Che lo Spirito santo riposi nei nostri cuori ho potuto sperimentarlo, con meraviglia nuova, durante la Visita pastorale, conclusa con la processione appena terminata. Cammin facendo, oltre a riconoscere i “semi del Verbo” sparsi ovunque – al quadrivio della nostra città, ai crocicchi delle strade e all’interno di tante abitazioni –, mi sono reso conto che, come discepoli del Signore, il problema non è essere poco numerosi – i giovani sono l’indice più alto di questo processo –, quanto piuttosto diventare insignificanti. C’è bisogno, dunque, di una Chiesa che non abbia come obiettivo pastorale quello tattico del mantenimento, ma quello strategico della formazione delle coscienze. C’è bisogno di una Chiesa che faccia squadra: è la condizione per camminare insieme. C’è bisogno di riconoscere che “il problema non è la riforma delle istituzioni, le chiese vuote e la crisi delle vocazioni: il problema è la fede”. A questa diagnosi, compiuta da Benedetto XVI, Papa Francesco risponde con la terapia indicata nella Evangelii gaudium, in cui invita ad essere audaci e creativi nel “ripensare gli obiettivi, le strutture, lo stile e i metodi dell’evangelizzazione”. Non si tratta di preparare piani pastorali elaborati, ma di riproporre la missione come esperienza nativa e costitutiva della Chiesa, riconsegnando alle comunità cristiane gli Atti degli Apostoli.

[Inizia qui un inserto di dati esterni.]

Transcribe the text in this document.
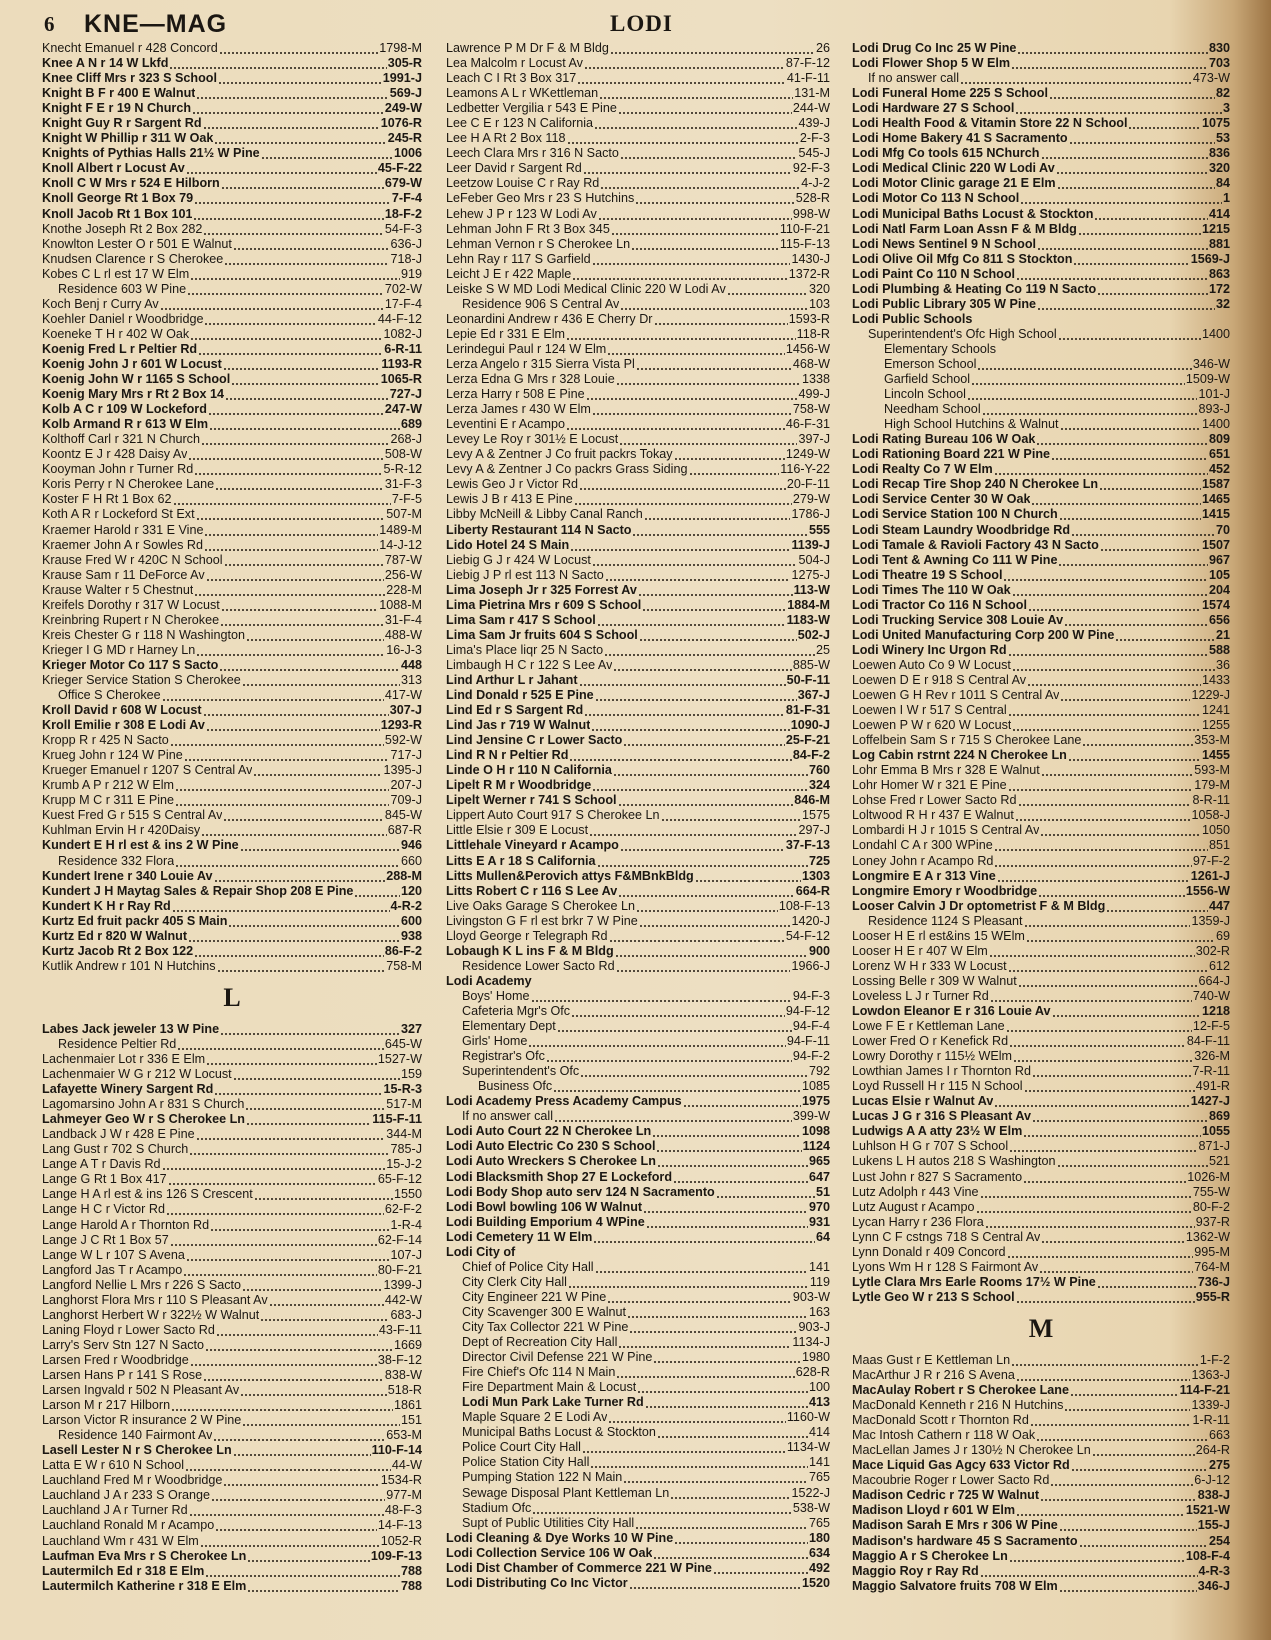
6 KNE—MAG	LODI
Knecht Emanuel r 428 Concord	1798-M
Knee A N r 14 W Lkfd	305-R
Knee Cliff Mrs r 323 S School	1991-J
Knight B F r 400 E Walnut	569-J
Knight F E r 19 N Church	249-W
Knight Guy R r Sargent Rd	1076-R
Knight W Phillip r 311 W Oak	245-R
Knights of Pythias Halls 21½ W Pine	1006
Knoll Albert r Locust Av	45-F-22
Knoll C W Mrs r 524 E Hilborn	679-W
Knoll George Rt 1 Box 79	7-F-4
Knoll Jacob Rt 1 Box 101	18-F-2
Knothe Joseph Rt 2 Box 282	54-F-3
Knowlton Lester O r 501 E Walnut	636-J
Knudsen Clarence r S Cherokee	718-J
Kobes C L rl est 17 W Elm	919
Residence 603 W Pine	702-W
Koch Benj r Curry Av	17-F-4
Koehler Daniel r Woodbridge	44-F-12
Koeneke T H r 402 W Oak	1082-J
Koenig Fred L r Peltier Rd	6-R-11
Koenig John J r 601 W Locust	1193-R
Koenig John W r 1165 S School	1065-R
Koenig Mary Mrs r Rt 2 Box 14	727-J
Kolb A C r 109 W Lockeford	247-W
Kolb Armand R r 613 W Elm	689
Kolthoff Carl r 321 N Church	268-J
Koontz E J r 428 Daisy Av	508-W
Kooyman John r Turner Rd	5-R-12
Koris Perry r N Cherokee Lane	31-F-3
Koster F H Rt 1 Box 62	7-F-5
Koth A R r Lockeford St Ext	507-M
Kraemer Harold r 331 E Vine	1489-M
Kraemer John A r Sowles Rd	14-J-12
Krause Fred W r 420C N School	787-W
Krause Sam r 11 DeForce Av	256-W
Krause Walter r 5 Chestnut	228-M
Kreifels Dorothy r 317 W Locust	1088-M
Kreinbring Rupert r N Cherokee	31-F-4
Kreis Chester G r 118 N Washington	488-W
Krieger I G MD r Harney Ln	16-J-3
Krieger Motor Co 117 S Sacto	448
Krieger Service Station S Cherokee	313
Office S Cherokee	417-W
Kroll David r 608 W Locust	307-J
Kroll Emilie r 308 E Lodi Av	1293-R
Kropp R r 425 N Sacto	592-W
Krueg John r 124 W Pine	717-J
Krueger Emanuel r 1207 S Central Av	1395-J
Krumb A P r 212 W Elm	207-J
Krupp M C r 311 E Pine	709-J
Kuest Fred G r 515 S Central Av	845-W
Kuhlman Ervin H r 420Daisy	687-R
Kundert E H rl est & ins 2 W Pine	946
Residence 332 Flora	660
Kundert Irene r 340 Louie Av	288-M
Kundert J H Maytag Sales & Repair Shop 208 E Pine	120
Kundert K H r Ray Rd	4-R-2
Kurtz Ed fruit packr 405 S Main	600
Kurtz Ed r 820 W Walnut	938
Kurtz Jacob Rt 2 Box 122	86-F-2
Kutlik Andrew r 101 N Hutchins	758-M
L
Labes Jack jeweler 13 W Pine	327
Residence Peltier Rd	645-W
Lachenmaier Lot r 336 E Elm	1527-W
Lachenmaier W G r 212 W Locust	159
Lafayette Winery Sargent Rd	15-R-3
Lagomarsino John A r 831 S Church	517-M
Lahmeyer Geo W r S Cherokee Ln	115-F-11
Landback J W r 428 E Pine	344-M
Lang Gust r 702 S Church	785-J
Lange A T r Davis Rd	15-J-2
Lange G Rt 1 Box 417	65-F-12
Lange H A rl est & ins 126 S Crescent	1550
Lange H C r Victor Rd	62-F-2
Lange Harold A r Thornton Rd	1-R-4
Lange J C Rt 1 Box 57	62-F-14
Lange W L r 107 S Avena	107-J
Langford Jas T r Acampo	80-F-21
Langford Nellie L Mrs r 226 S Sacto	1399-J
Langhorst Flora Mrs r 110 S Pleasant Av	442-W
Langhorst Herbert W r 322½ W Walnut	683-J
Laning Floyd r Lower Sacto Rd	43-F-11
Larry's Serv Stn 127 N Sacto	1669
Larsen Fred r Woodbridge	38-F-12
Larsen Hans P r 141 S Rose	838-W
Larsen Ingvald r 502 N Pleasant Av	518-R
Larson M r 217 Hilborn	1861
Larson Victor R insurance 2 W Pine	151
Residence 140 Fairmont Av	653-M
Lasell Lester N r S Cherokee Ln	110-F-14
Latta E W r 610 N School	44-W
Lauchland Fred M r Woodbridge	1534-R
Lauchland J A r 233 S Orange	977-M
Lauchland J A r Turner Rd	48-F-3
Lauchland Ronald M r Acampo	14-F-13
Lauchland Wm r 431 W Elm	1052-R
Laufman Eva Mrs r S Cherokee Ln	109-F-13
Lautermilch Ed r 318 E Elm	788
Lautermilch Katherine r 318 E Elm	788
Lawrence P M Dr F & M Bldg	26
Lea Malcolm r Locust Av	87-F-12
Leach C I Rt 3 Box 317	41-F-11
Leamons A L r WKettleman	131-M
Ledbetter Vergilia r 543 E Pine	244-W
Lee C E r 123 N California	439-J
Lee H A Rt 2 Box 118	2-F-3
Leech Clara Mrs r 316 N Sacto	545-J
Leer David r Sargent Rd	92-F-3
Leetzow Louise C r Ray Rd	4-J-2
LeFeber Geo Mrs r 23 S Hutchins	528-R
Lehew J P r 123 W Lodi Av	998-W
Lehman John F Rt 3 Box 345	110-F-21
Lehman Vernon r S Cherokee Ln	115-F-13
Lehn Ray r 117 S Garfield	1430-J
Leicht J E r 422 Maple	1372-R
Leiske S W MD Lodi Medical Clinic 220 W Lodi Av	320
Residence 906 S Central Av	103
Leonardini Andrew r 436 E Cherry Dr	1593-R
Lepie Ed r 331 E Elm	118-R
Lerindegui Paul r 124 W Elm	1456-W
Lerza Angelo r 315 Sierra Vista Pl	468-W
Lerza Edna G Mrs r 328 Louie	1338
Lerza Harry r 508 E Pine	499-J
Lerza James r 430 W Elm	758-W
Leventini E r Acampo	46-F-31
Levey Le Roy r 301½ E Locust	397-J
Levy A & Zentner J Co fruit packrs Tokay	1249-W
Levy A & Zentner J Co packrs Grass Siding	116-Y-22
Lewis Geo J r Victor Rd	20-F-11
Lewis J B r 413 E Pine	279-W
Libby McNeill & Libby Canal Ranch	1786-J
Liberty Restaurant 114 N Sacto	555
Lido Hotel 24 S Main	1139-J
Liebig G J r 424 W Locust	504-J
Liebig J P rl est 113 N Sacto	1275-J
Lima Joseph Jr r 325 Forrest Av	113-W
Lima Pietrina Mrs r 609 S School	1884-M
Lima Sam r 417 S School	1183-W
Lima Sam Jr fruits 604 S School	502-J
Lima's Place liqr 25 N Sacto	25
Limbaugh H C r 122 S Lee Av	885-W
Lind Arthur L r Jahant	50-F-11
Lind Donald r 525 E Pine	367-J
Lind Ed r S Sargent Rd	81-F-31
Lind Jas r 719 W Walnut	1090-J
Lind Jensine C r Lower Sacto	25-F-21
Lind R N r Peltier Rd	84-F-2
Linde O H r 110 N California	760
Lipelt R M r Woodbridge	324
Lipelt Werner r 741 S School	846-M
Lippert Auto Court 917 S Cherokee Ln	1575
Little Elsie r 309 E Locust	297-J
Littlehale Vineyard r Acampo	37-F-13
Litts E A r 18 S California	725
Litts Mullen&Perovich attys F&MBnkBldg	1303
Litts Robert C r 116 S Lee Av	664-R
Live Oaks Garage S Cherokee Ln	108-F-13
Livingston G F rl est brkr 7 W Pine	1420-J
Lloyd George r Telegraph Rd	54-F-12
Lobaugh K L ins F & M Bldg	900
Residence Lower Sacto Rd	1966-J
Lodi Academy
Boys' Home	94-F-3
Cafeteria Mgr's Ofc	94-F-12
Elementary Dept	94-F-4
Girls' Home	94-F-11
Registrar's Ofc	94-F-2
Superintendent's Ofc	792
Business Ofc	1085
Lodi Academy Press Academy Campus	1975
If no answer call	399-W
Lodi Auto Court 22 N Cherokee Ln	1098
Lodi Auto Electric Co 230 S School	1124
Lodi Auto Wreckers S Cherokee Ln	965
Lodi Blacksmith Shop 27 E Lockeford	647
Lodi Body Shop auto serv 124 N Sacramento	51
Lodi Bowl bowling 106 W Walnut	970
Lodi Building Emporium 4 WPine	931
Lodi Cemetery 11 W Elm	64
Lodi City of
Chief of Police City Hall	141
City Clerk City Hall	119
City Engineer 221 W Pine	903-W
City Scavenger 300 E Walnut	163
City Tax Collector 221 W Pine	903-J
Dept of Recreation City Hall	1134-J
Director Civil Defense 221 W Pine	1980
Fire Chief's Ofc 114 N Main	628-R
Fire Department Main & Locust	100
Lodi Mun Park Lake Turner Rd	413
Maple Square 2 E Lodi Av	1160-W
Municipal Baths Locust & Stockton	414
Police Court City Hall	1134-W
Police Station City Hall	141
Pumping Station 122 N Main	765
Sewage Disposal Plant Kettleman Ln	1522-J
Stadium Ofc	538-W
Supt of Public Utilities City Hall	765
Lodi Cleaning & Dye Works 10 W Pine	180
Lodi Collection Service 106 W Oak	634
Lodi Dist Chamber of Commerce 221 W Pine	492
Lodi Distributing Co Inc Victor	1520
Lodi Drug Co Inc 25 W Pine	830
Lodi Flower Shop 5 W Elm	703
If no answer call	473-W
Lodi Funeral Home 225 S School	82
Lodi Hardware 27 S School	3
Lodi Health Food & Vitamin Store 22 N School	1075
Lodi Home Bakery 41 S Sacramento	53
Lodi Mfg Co tools 615 NChurch	836
Lodi Medical Clinic 220 W Lodi Av	320
Lodi Motor Clinic garage 21 E Elm	84
Lodi Motor Co 113 N School	1
Lodi Municipal Baths Locust & Stockton	414
Lodi Natl Farm Loan Assn F & M Bldg	1215
Lodi News Sentinel 9 N School	881
Lodi Olive Oil Mfg Co 811 S Stockton	1569-J
Lodi Paint Co 110 N School	863
Lodi Plumbing & Heating Co 119 N Sacto	172
Lodi Public Library 305 W Pine	32
Lodi Public Schools
Superintendent's Ofc High School	1400
Elementary Schools
Emerson School	346-W
Garfield School	1509-W
Lincoln School	101-J
Needham School	893-J
High School Hutchins & Walnut	1400
Lodi Rating Bureau 106 W Oak	809
Lodi Rationing Board 221 W Pine	651
Lodi Realty Co 7 W Elm	452
Lodi Recap Tire Shop 240 N Cherokee Ln	1587
Lodi Service Center 30 W Oak	1465
Lodi Service Station 100 N Church	1415
Lodi Steam Laundry Woodbridge Rd	70
Lodi Tamale & Ravioli Factory 43 N Sacto	1507
Lodi Tent & Awning Co 111 W Pine	967
Lodi Theatre 19 S School	105
Lodi Times The 110 W Oak	204
Lodi Tractor Co 116 N School	1574
Lodi Trucking Service 308 Louie Av	656
Lodi United Manufacturing Corp 200 W Pine	21
Lodi Winery Inc Urgon Rd	588
Loewen Auto Co 9 W Locust	36
Loewen D E r 918 S Central Av	1433
Loewen G H Rev r 1011 S Central Av	1229-J
Loewen I W r 517 S Central	1241
Loewen P W r 620 W Locust	1255
Loffelbein Sam S r 715 S Cherokee Lane	353-M
Log Cabin rstrnt 224 N Cherokee Ln	1455
Lohr Emma B Mrs r 328 E Walnut	593-M
Lohr Homer W r 321 E Pine	179-M
Lohse Fred r Lower Sacto Rd	8-R-11
Loltwood R H r 437 E Walnut	1058-J
Lombardi H J r 1015 S Central Av	1050
Londahl C A r 300 WPine	851
Loney John r Acampo Rd	97-F-2
Longmire E A r 313 Vine	1261-J
Longmire Emory r Woodbridge	1556-W
Looser Calvin J Dr optometrist F & M Bldg	447
Residence 1124 S Pleasant	1359-J
Looser H E rl est&ins 15 WElm	69
Looser H E r 407 W Elm	302-R
Lorenz W H r 333 W Locust	612
Lossing Belle r 309 W Walnut	664-J
Loveless L J r Turner Rd	740-W
Lowdon Eleanor E r 316 Louie Av	1218
Lowe F E r Kettleman Lane	12-F-5
Lower Fred O r Kenefick Rd	84-F-11
Lowry Dorothy r 115½ WElm	326-M
Lowthian James I r Thornton Rd	7-R-11
Loyd Russell H r 115 N School	491-R
Lucas Elsie r Walnut Av	1427-J
Lucas J G r 316 S Pleasant Av	869
Ludwigs A A atty 23½ W Elm	1055
Luhlson H G r 707 S School	871-J
Lukens L H autos 218 S Washington	521
Lust John r 827 S Sacramento	1026-M
Lutz Adolph r 443 Vine	755-W
Lutz August r Acampo	80-F-2
Lycan Harry r 236 Flora	937-R
Lynn C F cstngs 718 S Central Av	1362-W
Lynn Donald r 409 Concord	995-M
Lyons Wm H r 128 S Fairmont Av	764-M
Lytle Clara Mrs Earle Rooms 17½ W Pine	736-J
Lytle Geo W r 213 S School	955-R
M
Maas Gust r E Kettleman Ln	1-F-2
MacArthur J R r 216 S Avena	1363-J
MacAulay Robert r S Cherokee Lane	114-F-21
MacDonald Kenneth r 216 N Hutchins	1339-J
MacDonald Scott r Thornton Rd	1-R-11
Mac Intosh Cathern r 118 W Oak	663
MacLellan James J r 130½ N Cherokee Ln	264-R
Mace Liquid Gas Agcy 633 Victor Rd	275
Macoubrie Roger r Lower Sacto Rd	6-J-12
Madison Cedric r 725 W Walnut	838-J
Madison Lloyd r 601 W Elm	1521-W
Madison Sarah E Mrs r 306 W Pine	155-J
Madison's hardware 45 S Sacramento	254
Maggio A r S Cherokee Ln	108-F-4
Maggio Roy r Ray Rd	4-R-3
Maggio Salvatore fruits 708 W Elm	346-J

Fratelli carissimi, il libro degli Atti chiama i primi cristiani “quelli della Via” (cf. 9,2), quelli che seguono Cristo: “Via, Verità e Vita” (Gv 14,6). Consapevoli della responsabilità che questo nome comporta, è necessario progettare nuovi percorsi di iniziazione cristiana: si tratta di ridire la fede in modo nuovo, di riscoprire l’amicizia come luogo dell’annuncio e di evangelizzare casa per casa. “Cammin facendo, predicate” (cf. Mt 10,7): questa missione, che Gesù affida ai Dodici, san Feliciano l’ha vissuta “fino alla fine”. La morte non l’ha rapito a casa, ma per strada. I suoi piedi, stretti tra l’incudine del carico degli anni e il martello dei persecutori, hanno ceduto prima ancora che il suo cuore cessasse di battere. Hanno ceduto lungo la via consolare Flaminia che l’avrebbe condotto a Roma, caput et mater omnium ecclesiarum. Il sangue di san Feliciano non è rimasto senza frutto: ha posto il seme della fede apostolica nella nostra terra; il suo sangue, dello stesso “gruppo sanguigno” degli Apostoli, ha edificato la nostra città e diocesi. I carnefici hanno osato legare le sue mani, ma non sono riusciti a restringere l’abbraccio del suo sguardo benedicente”.